Да, так вот, день. Но днем рассказывать что–нибудь совсем невозможно, потому что для этого–то он и предназначен, чтобы рассказывать, и все рассказывают, и никто никого не слушает. Но разве нужно, чтобы кто–то слушал? Я не подумал об этом, я не подумал об этом с самого начала, а теперь, боюсь, как бы не было уже поздно, что кто–то уже приготовился слушать, внимать мне (или вынимать?), а я ещё не подумал даже, хочу ли я этого, я уже это вижу, а больше, может, никто ещё не видит, и я не могу в такой обстановке, ничего не могу, ничего. Я, впрочем, выше уже обращал внимание, что днём всё это совсем невозможно, это меня утешает — невозможно, значит не нужно, возможно, именно это нам — мне и им — и нужно, именно это нас и утешает, и боль утишает, и красноту снимает, как рукой, и позволяет дожить до ночи, когда происходит тишина.

Впрочем, я уже обращал внимание и ниже, но там совсем ничего нет, совсем. Я обращал внимание и совсем–совсем низко, низенько–низенько, низёхонько, впрочем, об этом я тоже расскажу когда–нибудь потом, хотя и там тоже нет совсем ничего. Зачем же я всё обещаю, обещаю и ничего не рассказываю? Ну, я же объяснил — я могу рассказать, я хочу рассказать, я только не знаю точно, я не уверен, что действительно хочу. Хочу и действительно хочу — это же совсем разные вещи, совершенно разные, как член и действительный член, вы же чувствуете разницу, вы же понимаете, что я имею в виду.

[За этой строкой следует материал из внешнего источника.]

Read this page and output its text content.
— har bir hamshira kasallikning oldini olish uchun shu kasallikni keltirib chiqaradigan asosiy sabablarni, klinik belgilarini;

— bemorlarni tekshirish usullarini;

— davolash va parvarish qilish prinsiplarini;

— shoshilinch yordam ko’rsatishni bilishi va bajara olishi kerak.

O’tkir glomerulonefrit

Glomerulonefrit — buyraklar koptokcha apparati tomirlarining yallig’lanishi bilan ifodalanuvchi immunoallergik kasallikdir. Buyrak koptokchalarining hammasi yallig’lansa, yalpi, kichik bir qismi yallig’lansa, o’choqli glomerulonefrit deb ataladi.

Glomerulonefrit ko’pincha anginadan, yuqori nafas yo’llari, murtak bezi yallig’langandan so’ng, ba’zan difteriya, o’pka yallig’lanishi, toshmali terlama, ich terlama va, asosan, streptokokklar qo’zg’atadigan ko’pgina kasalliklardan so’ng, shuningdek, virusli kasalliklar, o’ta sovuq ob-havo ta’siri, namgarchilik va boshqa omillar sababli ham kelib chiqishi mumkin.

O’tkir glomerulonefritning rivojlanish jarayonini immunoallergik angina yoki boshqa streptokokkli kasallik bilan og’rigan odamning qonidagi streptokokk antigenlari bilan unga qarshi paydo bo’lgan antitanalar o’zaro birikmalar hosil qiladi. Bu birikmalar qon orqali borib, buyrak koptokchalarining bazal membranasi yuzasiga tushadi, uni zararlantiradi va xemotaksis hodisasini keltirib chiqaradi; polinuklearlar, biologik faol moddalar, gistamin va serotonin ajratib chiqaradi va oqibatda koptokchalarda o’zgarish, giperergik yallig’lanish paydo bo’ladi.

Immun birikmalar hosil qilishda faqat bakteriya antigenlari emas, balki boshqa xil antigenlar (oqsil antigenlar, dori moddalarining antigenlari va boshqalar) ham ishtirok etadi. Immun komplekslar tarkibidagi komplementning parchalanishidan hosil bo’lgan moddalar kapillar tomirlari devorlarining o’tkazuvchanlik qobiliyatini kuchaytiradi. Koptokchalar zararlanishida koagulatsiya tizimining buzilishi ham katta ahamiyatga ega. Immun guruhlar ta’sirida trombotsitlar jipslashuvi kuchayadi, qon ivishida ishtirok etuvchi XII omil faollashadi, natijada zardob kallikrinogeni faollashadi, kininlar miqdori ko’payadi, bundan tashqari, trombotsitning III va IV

Да и разве вам действительно интересно, расскажу я что–то или нет, ведь всё давно уже рассказано, объяснено, мы уже давно друг другу ничего не рассказываем, мы лишь напоминаем друг другу, где было рассказано о том, а где — об этом: «Помнишь?» — «А ты помнишь?». Ведь это продолжается уже довольно давно, может быть, всегда. Может быть, так и было всегда, с тех пор, как Отец последний раз рассказал нам что–то, я не помню точно, что, но что–то очень важное, чего–то нельзя было делать, а может быть, можно, но мы неправильно сделали это, совершенно неправильно. Ведь он выгнал нас не за то, не потому, что пожалел чего–то для нас, нет, ему не было жалко ничего — совсем ничего, я имею в виду, — а потому, что мы (я и они) захотели узнать, и он пожалел нас, и дал нам узнать, он не стал нам больше ничего рассказывать, он выгнал нас, чтобы мы всё узнали сами, так пожалел. Может быть, он не хотел, чтобы мы знали? Что знали? Ну, так, вообще ничего, не хотел, чтобы мы даже стремились к этому. Да, наверное. Наверное, так и было, может быть, он рассчитывал на нас в каком–то другом деле, или духе, а мы его обманули, не нарочно, конечно, нечаянно, могло же так быть. Возможно, ему нужно было нам раньше рассказать, в каком именно деле или духе он на нас рассчитывал, а он не успел, задержался с чем–то, ведь дел у него — о–го–го — сколько дел у него тогда было, да и сейчас, наверно, не меньше? Сейчас, наверно, больше, он же наш Отец, хоть и выгнал нас.